26.Bölüm.

94.2K 3.3K 293
                                    

Evet, yazarınız gelene kadar sizinleyim. Umarım, yazarımız İnternetine kavuşur, sizlerle birlikte olur. Ne zaman geleceğini bilmiyorum. Belki gelecek bölümüde ben yayımlayabilirim.

Aslında çarşamba gelecekti bölüm ancak benim işlerimden dolayı şimdi yayımlıyorum. Zaten şunun şurasında çarşamba olmasına kaç saat kaldı ki? :)

Hikayeyi bilmediğim için yazarken çok yabancı geliyor. Tabii ki ben yazmıyorum yani yazarınız yazıp bana atıyor, ben buraya geçiriyorum. ( Batırdım :D)

Ama Heja ve Ağit sahnesinde vay canına falan oldum, neyse size iyi okumalar :)
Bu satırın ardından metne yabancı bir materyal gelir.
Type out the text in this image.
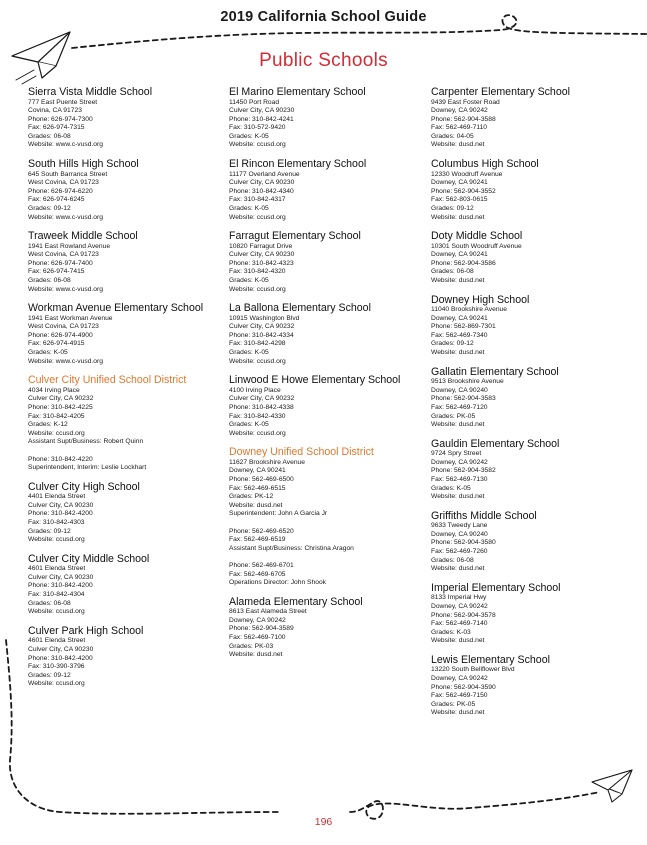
2019 California School Guide
Public Schools
Sierra Vista Middle School
777 East Puente Street
Covina, CA 91723
Phone: 626-974-7300
Fax: 626-974-7315
Grades: 06-08
Website: www.c-vusd.org
South Hills High School
645 South Barranca Street
West Covina, CA 91723
Phone: 626-974-6220
Fax: 626-974-6245
Grades: 09-12
Website: www.c-vusd.org
Traweek Middle School
1941 East Rowland Avenue
West Covina, CA 91723
Phone: 626-974-7400
Fax: 626-974-7415
Grades: 06-08
Website: www.c-vusd.org
Workman Avenue Elementary School
1941 East Workman Avenue
West Covina, CA 91723
Phone: 626-974-4900
Fax: 626-974-4915
Grades: K-05
Website: www.c-vusd.org
Culver City Unified School District
4034 Irving Place
Culver City, CA 90232
Phone: 310-842-4225
Fax: 310-842-4205
Grades: K-12
Website: ccusd.org
Assistant Supt/Business: Robert Quinn
Phone: 310-842-4220
Superintendent, Interim: Leslie Lockhart
Culver City High School
4401 Elenda Street
Culver City, CA 90230
Phone: 310-842-4200
Fax: 310-842-4303
Grades: 09-12
Website: ccusd.org
Culver City Middle School
4601 Elenda Street
Culver City, CA 90230
Phone: 310-842-4200
Fax: 310-842-4304
Grades: 06-08
Website: ccusd.org
Culver Park High School
4601 Elenda Street
Culver City, CA 90230
Phone: 310-842-4200
Fax: 310-390-3796
Grades: 09-12
Website: ccusd.org
El Marino Elementary School
11450 Port Road
Culver City, CA 90230
Phone: 310-842-4241
Fax: 310-572-9420
Grades: K-05
Website: ccusd.org
El Rincon Elementary School
11177 Overland Avenue
Culver City, CA 90230
Phone: 310-842-4340
Fax: 310-842-4317
Grades: K-05
Website: ccusd.org
Farragut Elementary School
10820 Farragut Drive
Culver City, CA 90230
Phone: 310-842-4323
Fax: 310-842-4320
Grades: K-05
Website: ccusd.org
La Ballona Elementary School
10915 Washington Blvd
Culver City, CA 90232
Phone: 310-842-4334
Fax: 310-842-4298
Grades: K-05
Website: ccusd.org
Linwood E Howe Elementary School
4100 Irving Place
Culver City, CA 90232
Phone: 310-842-4338
Fax: 310-842-4330
Grades: K-05
Website: ccusd.org
Downey Unified School District
11627 Brookshire Avenue
Downey, CA 90241
Phone: 562-469-6500
Fax: 562-469-6515
Grades: PK-12
Website: dusd.net
Superintendent: John A Garcia Jr
Phone: 562-469-6520
Fax: 562-469-6519
Assistant Supt/Business: Christina Aragon
Phone: 562-469-6701
Fax: 562-469-6705
Operations Director: John Shook
Alameda Elementary School
8613 East Alameda Street
Downey, CA 90242
Phone: 562-904-3589
Fax: 562-469-7100
Grades: PK-03
Website: dusd.net
Carpenter Elementary School
9439 East Foster Road
Downey, CA 90242
Phone: 562-904-3588
Fax: 562-469-7110
Grades: 04-05
Website: dusd.net
Columbus High School
12330 Woodruff Avenue
Downey, CA 90241
Phone: 562-904-3552
Fax: 562-803-0615
Grades: 09-12
Website: dusd.net
Doty Middle School
10301 South Woodruff Avenue
Downey, CA 90241
Phone: 562-904-3586
Grades: 06-08
Website: dusd.net
Downey High School
11040 Brookshire Avenue
Downey, CA 90241
Phone: 562-869-7301
Fax: 562-469-7340
Grades: 09-12
Website: dusd.net
Gallatin Elementary School
9513 Brookshire Avenue
Downey, CA 90240
Phone: 562-904-3583
Fax: 562-469-7120
Grades: PK-05
Website: dusd.net
Gauldin Elementary School
9724 Spry Street
Downey, CA 90242
Phone: 562-904-3582
Fax: 562-469-7130
Grades: K-05
Website: dusd.net
Griffiths Middle School
9633 Tweedy Lane
Downey, CA 90240
Phone: 562-904-3580
Fax: 562-469-7260
Grades: 06-08
Website: dusd.net
Imperial Elementary School
8133 Imperial Hwy
Downey, CA 90242
Phone: 562-904-3578
Fax: 562-469-7140
Grades: K-03
Website: dusd.net
Lewis Elementary School
13220 South Bellflower Blvd
Downey, CA 90242
Phone: 562-904-3590
Fax: 562-469-7150
Grades: PK-05
Website: dusd.net
196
Bir soru nasıl bu kadar ağır olurdu ki? Cevabı nasıl bu kadar basit ama bir o kadar da zor olurdu? Bir soru ile dünya kadar kelime nasıl yok olurdu? Basit bir soru ama ağır bir soru! Ne diyecekti şimdi Heja? Evet seviyor mu? Hayır seviyordu! Hangisi doğru olurdu? Hangisi tatmin ederdi karşısında ki adamı? Bakışlarını yumruk yaptığı eline çevirdi. En büyük hatam bu eve gelmek oldu diye düşündü içinden. Kendisi yüzünden, başkaları da acı çekiyordu. Berdel diyorlardı bu evliliğe ama Berdel olması için Agit kimseyi kaçırmadı. Lanet bir evlilik olduğu kesin diye düşündü. Cevap vermeyi unutmuş bir şekilde kaşlarını çatmış kendi iç dünyasında bir savaşa girişmişti.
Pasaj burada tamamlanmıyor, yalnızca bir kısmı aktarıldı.